In the last couple of years, amid a renaissance of astrology, tarot, self-improvement, and journaling, manifesting has returned to the fore. On Tik Tok, #Manifestation has a staggering 24.8 billion views, with people claiming to have visualised all manner of things from life partners to jobs to holidays, houses, pets and even bank balances into existence. But, says Nafousi, this isn’t the intention of the practice. She makes no secret of her irritation at how the practice has been warped by social media messaging that prioritises an ever-materialistic capitalist view.

“I think manifesting has a bad rep because of Tik Tok. It’s become such a trend and people really don’t understand it. I sometimes feel I’m the PR for manifesting trying to do damage control! People on Tik Tok say they manifested their Chanel bag. Well, that’s not really manifesting is about. Manifesting is a practice of self-belief that everybody can benefit from. It’s about bringing things into your life that will give you fulfilment and contentment and joy and peace. It’s also a misconception that it’s just about visualising. It’s about hard work”.

Rather than wishing material items into our lives, manifesting, Nafousi says, is about re-training our brains, reflecting and refocussing. For her, this looks like regular journaling, and visualisations, but also “the way I show up, how I overcome tests, the boundaries I set in my life with other people.”

Where Nafousi’s first book was an entry into the manifesting practice, Dive Deeper focuses more closely on helping the reader with their self-belief. It follows the same seven-steps as Manifest, but approaches them from a more introspective angle, and provides more exercises, advice, and personal anecdotes from Nafousi’s own manifesting journey.
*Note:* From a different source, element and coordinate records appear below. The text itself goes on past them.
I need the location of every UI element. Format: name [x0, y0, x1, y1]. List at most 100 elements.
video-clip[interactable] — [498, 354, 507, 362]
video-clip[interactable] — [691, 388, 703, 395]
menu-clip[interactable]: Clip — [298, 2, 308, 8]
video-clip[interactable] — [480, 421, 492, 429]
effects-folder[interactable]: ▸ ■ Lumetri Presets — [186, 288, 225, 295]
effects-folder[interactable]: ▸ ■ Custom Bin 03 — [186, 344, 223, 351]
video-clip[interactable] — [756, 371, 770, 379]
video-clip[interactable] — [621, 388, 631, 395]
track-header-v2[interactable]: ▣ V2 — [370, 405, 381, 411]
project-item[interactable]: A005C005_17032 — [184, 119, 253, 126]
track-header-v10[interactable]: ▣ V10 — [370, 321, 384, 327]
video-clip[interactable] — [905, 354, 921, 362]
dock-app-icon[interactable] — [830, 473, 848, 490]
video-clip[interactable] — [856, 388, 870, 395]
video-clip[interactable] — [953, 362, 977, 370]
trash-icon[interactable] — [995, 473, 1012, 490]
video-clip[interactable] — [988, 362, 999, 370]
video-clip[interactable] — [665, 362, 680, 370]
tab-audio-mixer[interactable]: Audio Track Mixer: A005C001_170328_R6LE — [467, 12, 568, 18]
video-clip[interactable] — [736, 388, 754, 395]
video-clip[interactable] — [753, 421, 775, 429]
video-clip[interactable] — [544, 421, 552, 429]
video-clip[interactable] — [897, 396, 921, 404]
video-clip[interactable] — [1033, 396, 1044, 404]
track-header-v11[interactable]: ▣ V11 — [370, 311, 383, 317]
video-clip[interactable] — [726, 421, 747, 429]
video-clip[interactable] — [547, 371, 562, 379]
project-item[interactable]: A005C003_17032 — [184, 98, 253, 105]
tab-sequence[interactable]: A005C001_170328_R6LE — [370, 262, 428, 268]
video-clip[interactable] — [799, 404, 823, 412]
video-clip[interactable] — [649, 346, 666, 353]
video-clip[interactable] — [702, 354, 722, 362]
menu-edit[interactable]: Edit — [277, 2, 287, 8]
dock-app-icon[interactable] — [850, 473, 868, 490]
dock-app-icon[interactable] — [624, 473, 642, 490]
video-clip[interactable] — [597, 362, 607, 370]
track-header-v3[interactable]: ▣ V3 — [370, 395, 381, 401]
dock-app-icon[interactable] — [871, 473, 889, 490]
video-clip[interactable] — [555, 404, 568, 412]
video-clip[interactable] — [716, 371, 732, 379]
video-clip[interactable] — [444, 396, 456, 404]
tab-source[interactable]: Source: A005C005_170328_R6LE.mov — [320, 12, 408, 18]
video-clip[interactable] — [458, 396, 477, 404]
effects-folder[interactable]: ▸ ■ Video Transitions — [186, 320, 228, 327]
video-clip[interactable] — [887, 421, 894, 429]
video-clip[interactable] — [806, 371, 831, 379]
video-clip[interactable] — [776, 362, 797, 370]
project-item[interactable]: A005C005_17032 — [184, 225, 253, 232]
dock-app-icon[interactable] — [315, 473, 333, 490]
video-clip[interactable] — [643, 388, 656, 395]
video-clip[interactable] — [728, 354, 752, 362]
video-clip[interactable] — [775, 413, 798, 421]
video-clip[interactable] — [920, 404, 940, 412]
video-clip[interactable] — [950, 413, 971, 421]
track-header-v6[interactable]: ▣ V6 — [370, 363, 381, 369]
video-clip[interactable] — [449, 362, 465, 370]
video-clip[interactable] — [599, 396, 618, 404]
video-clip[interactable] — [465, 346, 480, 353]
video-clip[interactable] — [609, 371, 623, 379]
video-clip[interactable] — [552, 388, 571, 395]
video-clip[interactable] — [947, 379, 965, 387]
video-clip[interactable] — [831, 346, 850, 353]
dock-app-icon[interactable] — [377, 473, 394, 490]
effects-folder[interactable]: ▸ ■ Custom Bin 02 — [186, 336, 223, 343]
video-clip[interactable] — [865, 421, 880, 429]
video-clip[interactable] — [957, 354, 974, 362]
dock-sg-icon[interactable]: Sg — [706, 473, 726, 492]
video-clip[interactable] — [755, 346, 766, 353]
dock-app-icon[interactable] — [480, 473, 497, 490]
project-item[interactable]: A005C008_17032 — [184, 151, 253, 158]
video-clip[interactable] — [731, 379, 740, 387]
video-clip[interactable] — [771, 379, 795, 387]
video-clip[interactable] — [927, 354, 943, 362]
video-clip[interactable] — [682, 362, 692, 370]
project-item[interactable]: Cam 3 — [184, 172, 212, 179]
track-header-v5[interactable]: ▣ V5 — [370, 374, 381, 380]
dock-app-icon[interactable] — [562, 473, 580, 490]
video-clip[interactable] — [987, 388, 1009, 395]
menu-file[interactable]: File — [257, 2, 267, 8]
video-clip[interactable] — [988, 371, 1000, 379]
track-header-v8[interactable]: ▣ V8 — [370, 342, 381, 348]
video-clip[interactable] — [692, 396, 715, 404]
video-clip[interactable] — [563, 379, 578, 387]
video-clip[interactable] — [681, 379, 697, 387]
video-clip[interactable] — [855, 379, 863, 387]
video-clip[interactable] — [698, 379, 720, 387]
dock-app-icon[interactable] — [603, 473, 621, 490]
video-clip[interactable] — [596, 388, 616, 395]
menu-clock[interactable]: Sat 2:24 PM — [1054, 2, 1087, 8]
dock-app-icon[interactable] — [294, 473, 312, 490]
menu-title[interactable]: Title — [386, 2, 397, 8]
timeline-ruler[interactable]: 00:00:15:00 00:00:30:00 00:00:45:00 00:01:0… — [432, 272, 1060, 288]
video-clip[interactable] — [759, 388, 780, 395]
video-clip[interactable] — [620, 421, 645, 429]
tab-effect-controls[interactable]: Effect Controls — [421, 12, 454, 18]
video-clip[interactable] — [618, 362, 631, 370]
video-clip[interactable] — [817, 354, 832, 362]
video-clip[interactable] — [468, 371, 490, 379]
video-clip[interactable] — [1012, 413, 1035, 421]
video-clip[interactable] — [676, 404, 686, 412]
Scrolling through Nafousi’s beautifully curated Instagram feed of inspirational quotes, stylish interiors and wholesome family life, it’s easy to see how her 186k followers would want to cling onto her every word if it might mean getting their own slice of her glossy, aspirational life. But it hasn’t always been this way. Nafousi has been open about her own journey from drug and alcohol addiction to life coach – both in her workshops and in her books. It is this refreshingly raw approach that makes the methods she is teaching feel so accessible.

And, she explains, the process is ongoing, with 2022 being pivotal in her own journey. “I used to think manifesting was all about forward momentum, doing the work, doing the routines. And then I realised we cannot free ourselves until we look back, we cannot really thrive until we accept that there are parts of our past that are always going to hold us back until we look at them and heal them.”

Dive Deeper reflects on Nafousi’s struggles with vulnerability in her personal relationships. “I had this fear that if I got too close with someone, they would leave me. The person I am now is totally different to who I was at the beginning of the year. I’m more grounded, I’m more present, I’m so much more aware of my triggers, I’m so much more confident,” she says.

For the rest of us, while 2022 saw many of us emerge from our pandemic chrysalis, open to change, self-development, and positivity, it’s hard to deny those feelings have dissipated, replaced with a cost-of-living crisis and rolling public sector strikes. Will people be so willing to embrace the idea of vision boarding their way to overcoming adversity this year?

“I think it’s especially important when life is so uncertain that we can control the things we can. There are plenty of things in our life we really cannot control and things that are unfair and shit, but there are things that we can do in other areas of our life that can make us feel better, and this is just about feeling better, it’s about making the most of the life we have because we only have one,” Nafousi says.

Naturally, there are cynics – and a backlash to a way of thinking that some suggest verges on toxic positivity and the idea that we can vision board our way out of any crisis. But Nafousi is undeterred. “I’m not really here to try and convince anyone of anything and to convince the cynics. If people don’t want to believe in something, then they don’t have to. But I would encourage everybody to try something that might make them feel better,” Nafousi says. “Honestly, I just fucking love it.”